A Story is constructed from a situation. It takes this complex situation and uses it to produce a wholly new form of content. It is a way in and thus contains all the practical and ideological baggage of accessing, understanding and expressing this situation, mediated by the formal necessity of expressing it as a story (or an opinion piece, etc.).
The formal necessity means that the publicising of the situation is mediated by a specific form that itself contains ideological elements, structural requirements and immediate practical concerns.
Example: the famed Jan Moir article on Stephen Gately
The situation was that SG had been found dead in his apartment. He had died (in his sleep I think) after returning home from a night out. Himself and his civil partner had invited another man to stay with them that night. The coroner had preliminarily announced that the death was natural.

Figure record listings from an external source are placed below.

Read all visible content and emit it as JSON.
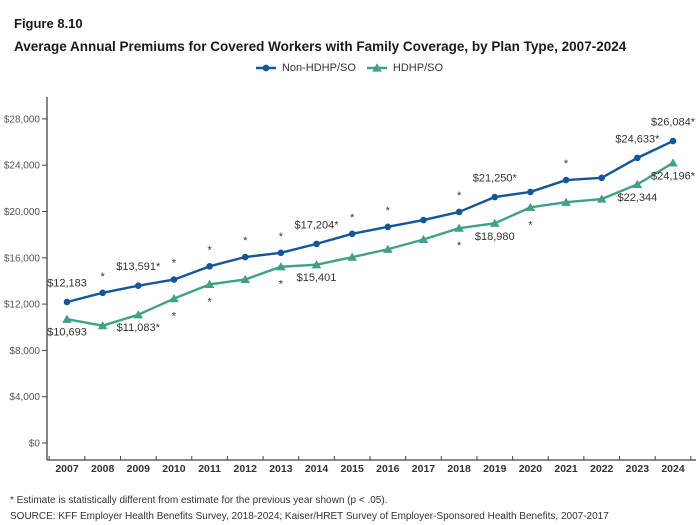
{
  "figure_label": "Figure 8.10",
  "title": "Average Annual Premiums for Covered Workers with Family Coverage, by Plan Type, 2007-2024",
  "footnotes": {
    "significance": "* Estimate is statistically different from estimate for the previous year shown (p < .05).",
    "source": "SOURCE: KFF Employer Health Benefits Survey, 2018-2024; Kaiser/HRET Survey of Employer-Sponsored Health Benefits, 2007-2017"
  },
  "chart_data": {
    "type": "line",
    "title": "Average Annual Premiums for Covered Workers with Family Coverage, by Plan Type, 2007-2024",
    "categories": [
      "2007",
      "2008",
      "2009",
      "2010",
      "2011",
      "2012",
      "2013",
      "2014",
      "2015",
      "2016",
      "2017",
      "2018",
      "2019",
      "2020",
      "2021",
      "2022",
      "2023",
      "2024"
    ],
    "ylim": [
      0,
      28000
    ],
    "ytick_step": 4000,
    "ytick_labels": [
      "$0",
      "$4,000",
      "$8,000",
      "$12,000",
      "$16,000",
      "$20,000",
      "$24,000",
      "$28,000"
    ],
    "grid": false,
    "legend_position": "top-center",
    "series": [
      {
        "name": "Non-HDHP/SO",
        "color": "#14569B",
        "marker": "circle",
        "label_side": "above",
        "values": [
          12183,
          12973,
          13591,
          14118,
          15264,
          16067,
          16434,
          17204,
          18074,
          18673,
          19261,
          19961,
          21250,
          21691,
          22716,
          22911,
          24633,
          26084
        ],
        "point_labels": [
          {
            "year": "2007",
            "text": "$12,183"
          },
          {
            "year": "2009",
            "text": "$13,591*"
          },
          {
            "year": "2014",
            "text": "$17,204*"
          },
          {
            "year": "2019",
            "text": "$21,250*"
          },
          {
            "year": "2023",
            "text": "$24,633*"
          },
          {
            "year": "2024",
            "text": "$26,084*"
          }
        ],
        "significance_asterisk_years": [
          "2008",
          "2010",
          "2011",
          "2012",
          "2013",
          "2015",
          "2016",
          "2018",
          "2021"
        ]
      },
      {
        "name": "HDHP/SO",
        "color": "#3FA188",
        "marker": "triangle",
        "label_side": "below",
        "values": [
          10693,
          10134,
          11083,
          12470,
          13704,
          14129,
          15227,
          15401,
          16056,
          16737,
          17581,
          18557,
          18980,
          20359,
          20802,
          21079,
          22344,
          24196
        ],
        "point_labels": [
          {
            "year": "2007",
            "text": "$10,693"
          },
          {
            "year": "2009",
            "text": "$11,083*"
          },
          {
            "year": "2014",
            "text": "$15,401"
          },
          {
            "year": "2019",
            "text": "$18,980"
          },
          {
            "year": "2023",
            "text": "$22,344"
          },
          {
            "year": "2024",
            "text": "$24,196*"
          }
        ],
        "significance_asterisk_years": [
          "2010",
          "2011",
          "2013",
          "2018",
          "2020"
        ]
      }
    ]
  }
}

The family had stated that there was a history of congenital heart problems.
The story constructed brought together these facts, and ordered them into an opinion piece, with a specific aim - to provoke sensations of disturbed moral conscience in the readers.
It did this by emphasising the aspects of the situation that suited a moralistic reading - homosexuality, civil partnerships, drugs - and discounting the elements that undermined this - coroner's statement, family's statement.
So, elements of the situation are worked into a coherent piece in such a way as to produce a particular effect upon the readers. In this case, Moir misjudged her readers, and what was produced was outrage against her, not a sneaking reinforcement of homophobia.
The key distinction between Red-tops and broadsheets is what range of responses they attempt to elicit in the readership. Redtops favour strong emotions like outrage, fear, disgust, scorn, etc., while the broadsheets confirm their readers' self perception as alert observers of the world around them, able to grasp all sides of complex situations, etc.